Grace stared at Aurora open-mouthed. “Dear God! Is it my doing that you hold him aloof? How stupid of me. You see, I was wrong, dreadfully wrong. I have done my brother an injustice in assuming he would never lose his heart.”

“Whatever do you mean?”

“I knew he would fall in love with you. Miles falls in love with anything beautiful and he declared you sublimely so the very first time he laid eyes on you. But, this is different. I have never seen him caught in Cupid’s clutches before. He has promised--vowed--to make you happy, no matter how miserable it leaves him. He will marry you to Walsh, you know, if Walsh will have you, though it breaks his heart to do so--and for no other reason than that he would see you happy, no matter the cost to his own happiness. Do you feel nothing for him?”
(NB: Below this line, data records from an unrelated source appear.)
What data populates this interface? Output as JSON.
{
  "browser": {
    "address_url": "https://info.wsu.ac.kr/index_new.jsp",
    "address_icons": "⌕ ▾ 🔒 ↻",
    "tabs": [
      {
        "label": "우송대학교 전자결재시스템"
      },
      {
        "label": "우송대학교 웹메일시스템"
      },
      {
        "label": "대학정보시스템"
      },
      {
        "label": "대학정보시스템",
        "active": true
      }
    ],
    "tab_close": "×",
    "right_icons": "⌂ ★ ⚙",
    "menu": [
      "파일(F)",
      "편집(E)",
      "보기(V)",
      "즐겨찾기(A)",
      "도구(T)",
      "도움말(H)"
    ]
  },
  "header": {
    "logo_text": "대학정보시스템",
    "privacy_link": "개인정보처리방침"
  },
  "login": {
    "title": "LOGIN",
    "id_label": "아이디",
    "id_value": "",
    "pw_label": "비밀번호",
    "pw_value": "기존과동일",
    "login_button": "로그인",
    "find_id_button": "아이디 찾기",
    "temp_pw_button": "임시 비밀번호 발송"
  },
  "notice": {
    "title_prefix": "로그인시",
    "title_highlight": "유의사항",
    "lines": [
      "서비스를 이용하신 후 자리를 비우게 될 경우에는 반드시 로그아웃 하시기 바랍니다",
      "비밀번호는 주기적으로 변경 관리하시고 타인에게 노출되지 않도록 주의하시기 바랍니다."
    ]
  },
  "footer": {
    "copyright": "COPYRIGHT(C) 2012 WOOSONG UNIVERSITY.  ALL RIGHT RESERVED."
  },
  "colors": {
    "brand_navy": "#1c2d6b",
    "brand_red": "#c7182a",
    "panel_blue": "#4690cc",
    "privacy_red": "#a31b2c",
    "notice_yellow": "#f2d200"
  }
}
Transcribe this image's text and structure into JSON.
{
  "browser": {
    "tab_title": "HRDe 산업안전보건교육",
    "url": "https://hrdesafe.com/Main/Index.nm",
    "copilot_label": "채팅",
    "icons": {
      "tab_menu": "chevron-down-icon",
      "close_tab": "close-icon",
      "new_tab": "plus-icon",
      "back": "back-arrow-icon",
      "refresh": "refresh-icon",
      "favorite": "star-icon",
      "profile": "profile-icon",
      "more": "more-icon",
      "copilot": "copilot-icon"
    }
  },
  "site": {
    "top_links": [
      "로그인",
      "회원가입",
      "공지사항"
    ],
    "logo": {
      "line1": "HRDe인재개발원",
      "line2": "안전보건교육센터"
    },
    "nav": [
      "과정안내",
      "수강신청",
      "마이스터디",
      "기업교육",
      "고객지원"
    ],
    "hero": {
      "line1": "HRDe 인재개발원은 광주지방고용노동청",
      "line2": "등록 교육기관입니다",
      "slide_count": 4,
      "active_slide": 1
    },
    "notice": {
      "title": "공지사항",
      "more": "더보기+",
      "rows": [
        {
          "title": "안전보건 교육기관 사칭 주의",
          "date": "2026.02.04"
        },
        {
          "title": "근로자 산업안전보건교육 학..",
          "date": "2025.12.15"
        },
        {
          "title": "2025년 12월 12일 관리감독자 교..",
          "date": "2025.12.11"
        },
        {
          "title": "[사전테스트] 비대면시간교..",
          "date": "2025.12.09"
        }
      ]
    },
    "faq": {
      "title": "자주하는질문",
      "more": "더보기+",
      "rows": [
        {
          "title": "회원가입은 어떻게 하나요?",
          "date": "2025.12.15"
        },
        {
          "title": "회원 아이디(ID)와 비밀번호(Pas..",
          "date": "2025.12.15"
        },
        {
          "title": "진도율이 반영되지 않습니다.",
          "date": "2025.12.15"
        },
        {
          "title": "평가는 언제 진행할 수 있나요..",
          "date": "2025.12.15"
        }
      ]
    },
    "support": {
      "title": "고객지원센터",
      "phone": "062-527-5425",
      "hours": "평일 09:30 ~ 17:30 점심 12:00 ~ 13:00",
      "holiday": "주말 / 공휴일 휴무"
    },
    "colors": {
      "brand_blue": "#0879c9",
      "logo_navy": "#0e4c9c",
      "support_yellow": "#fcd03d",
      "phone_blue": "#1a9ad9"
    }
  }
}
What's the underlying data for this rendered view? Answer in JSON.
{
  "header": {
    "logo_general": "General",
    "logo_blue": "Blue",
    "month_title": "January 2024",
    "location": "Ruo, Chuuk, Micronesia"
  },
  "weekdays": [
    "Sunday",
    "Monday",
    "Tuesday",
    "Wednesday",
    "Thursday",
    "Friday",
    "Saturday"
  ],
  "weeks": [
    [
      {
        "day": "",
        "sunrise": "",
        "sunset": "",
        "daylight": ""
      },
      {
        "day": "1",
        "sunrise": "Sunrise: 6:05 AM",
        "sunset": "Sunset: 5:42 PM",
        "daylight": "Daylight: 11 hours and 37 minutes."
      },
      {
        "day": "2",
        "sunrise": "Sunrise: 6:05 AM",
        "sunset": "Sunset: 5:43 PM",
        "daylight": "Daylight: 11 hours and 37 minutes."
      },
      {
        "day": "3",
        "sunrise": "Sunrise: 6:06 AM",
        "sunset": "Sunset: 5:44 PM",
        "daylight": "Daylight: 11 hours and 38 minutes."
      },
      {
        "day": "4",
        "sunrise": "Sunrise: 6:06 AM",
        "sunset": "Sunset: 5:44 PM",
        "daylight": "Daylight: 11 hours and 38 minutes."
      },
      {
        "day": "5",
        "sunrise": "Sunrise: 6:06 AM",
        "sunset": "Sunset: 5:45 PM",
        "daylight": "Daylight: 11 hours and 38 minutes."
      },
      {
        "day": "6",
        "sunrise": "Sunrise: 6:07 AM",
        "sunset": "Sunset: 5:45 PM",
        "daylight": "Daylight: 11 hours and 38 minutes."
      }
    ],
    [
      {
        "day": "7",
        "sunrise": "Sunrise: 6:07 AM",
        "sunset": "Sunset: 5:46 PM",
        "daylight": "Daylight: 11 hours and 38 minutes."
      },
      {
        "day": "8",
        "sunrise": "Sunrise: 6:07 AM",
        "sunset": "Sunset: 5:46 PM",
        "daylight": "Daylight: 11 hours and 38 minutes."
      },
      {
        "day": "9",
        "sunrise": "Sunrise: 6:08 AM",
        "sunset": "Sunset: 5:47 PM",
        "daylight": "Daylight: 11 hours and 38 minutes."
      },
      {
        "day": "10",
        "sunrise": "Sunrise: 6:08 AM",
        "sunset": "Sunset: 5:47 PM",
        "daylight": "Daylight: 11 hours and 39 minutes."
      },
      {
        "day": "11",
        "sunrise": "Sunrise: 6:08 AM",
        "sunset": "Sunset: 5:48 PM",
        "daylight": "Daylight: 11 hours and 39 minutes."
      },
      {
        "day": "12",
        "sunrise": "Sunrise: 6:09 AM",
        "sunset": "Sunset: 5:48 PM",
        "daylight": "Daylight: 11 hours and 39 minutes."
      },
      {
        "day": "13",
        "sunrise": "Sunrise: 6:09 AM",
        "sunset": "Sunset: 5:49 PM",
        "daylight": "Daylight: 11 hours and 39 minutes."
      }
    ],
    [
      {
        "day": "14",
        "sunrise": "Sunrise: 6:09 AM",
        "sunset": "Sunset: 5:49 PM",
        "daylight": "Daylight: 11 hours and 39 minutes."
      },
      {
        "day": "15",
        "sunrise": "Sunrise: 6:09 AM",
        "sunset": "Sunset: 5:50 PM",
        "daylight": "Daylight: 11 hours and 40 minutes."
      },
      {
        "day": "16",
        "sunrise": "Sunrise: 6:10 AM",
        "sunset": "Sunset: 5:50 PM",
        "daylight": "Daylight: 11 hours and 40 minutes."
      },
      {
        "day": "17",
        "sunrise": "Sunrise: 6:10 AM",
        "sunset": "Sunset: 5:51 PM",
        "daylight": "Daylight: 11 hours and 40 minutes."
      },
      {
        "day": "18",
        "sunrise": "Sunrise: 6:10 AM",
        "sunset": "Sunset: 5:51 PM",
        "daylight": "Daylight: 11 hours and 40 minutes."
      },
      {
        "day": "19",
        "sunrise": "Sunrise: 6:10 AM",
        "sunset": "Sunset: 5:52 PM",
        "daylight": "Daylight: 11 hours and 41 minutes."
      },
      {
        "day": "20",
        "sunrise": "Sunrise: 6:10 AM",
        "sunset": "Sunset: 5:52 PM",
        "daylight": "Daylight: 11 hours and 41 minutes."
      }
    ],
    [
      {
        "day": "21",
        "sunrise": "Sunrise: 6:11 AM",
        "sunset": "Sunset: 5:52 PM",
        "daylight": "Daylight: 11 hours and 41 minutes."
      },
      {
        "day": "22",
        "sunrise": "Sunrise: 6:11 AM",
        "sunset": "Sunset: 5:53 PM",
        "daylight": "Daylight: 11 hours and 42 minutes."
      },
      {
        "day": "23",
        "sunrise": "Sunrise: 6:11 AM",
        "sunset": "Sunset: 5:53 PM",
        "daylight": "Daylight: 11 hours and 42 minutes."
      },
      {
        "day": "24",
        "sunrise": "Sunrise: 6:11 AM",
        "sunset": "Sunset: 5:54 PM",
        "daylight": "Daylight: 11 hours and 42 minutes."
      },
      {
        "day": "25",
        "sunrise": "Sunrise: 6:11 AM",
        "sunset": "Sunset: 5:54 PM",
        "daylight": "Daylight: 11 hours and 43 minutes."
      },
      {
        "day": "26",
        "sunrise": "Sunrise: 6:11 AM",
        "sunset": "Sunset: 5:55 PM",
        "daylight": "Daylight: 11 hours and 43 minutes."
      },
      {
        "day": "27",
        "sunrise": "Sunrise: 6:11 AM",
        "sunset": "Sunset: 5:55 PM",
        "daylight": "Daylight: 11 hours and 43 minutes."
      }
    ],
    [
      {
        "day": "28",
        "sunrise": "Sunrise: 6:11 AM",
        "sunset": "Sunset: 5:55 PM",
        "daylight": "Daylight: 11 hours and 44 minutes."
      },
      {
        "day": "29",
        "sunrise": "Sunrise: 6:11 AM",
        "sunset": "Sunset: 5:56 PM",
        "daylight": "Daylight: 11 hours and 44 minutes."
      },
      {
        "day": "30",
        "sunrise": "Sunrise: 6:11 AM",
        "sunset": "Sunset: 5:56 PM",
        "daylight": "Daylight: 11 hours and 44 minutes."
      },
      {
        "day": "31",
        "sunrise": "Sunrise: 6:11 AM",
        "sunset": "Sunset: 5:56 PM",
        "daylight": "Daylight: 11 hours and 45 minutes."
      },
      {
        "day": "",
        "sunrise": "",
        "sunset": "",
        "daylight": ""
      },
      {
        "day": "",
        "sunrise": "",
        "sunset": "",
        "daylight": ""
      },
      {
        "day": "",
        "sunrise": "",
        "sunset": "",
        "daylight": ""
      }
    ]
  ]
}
It was Aurora’s turn to frown. “I am not sure. At present, my emotions are a tangle.”

Grace passed a hand over her stomach with a strangely knowing smile. “Love can knot one up inside,” she admitted.

Aurora laughed harshly. As Grace regarded her with narrowed eyes and puzzled brow she said, “To love or love not. That is the real love knot, is it not?”

 

 

Grace focused on her work dressing Aurora’s hair and subtle application of make-up as if she were painting a watercolor. “A dusting of powder,” she patted Aurora’s nose and forehead with her hare’s foot, “the barest hint of perfume. . .” she ran the crystal stopper of her perfume bottle along Aurora’s neck.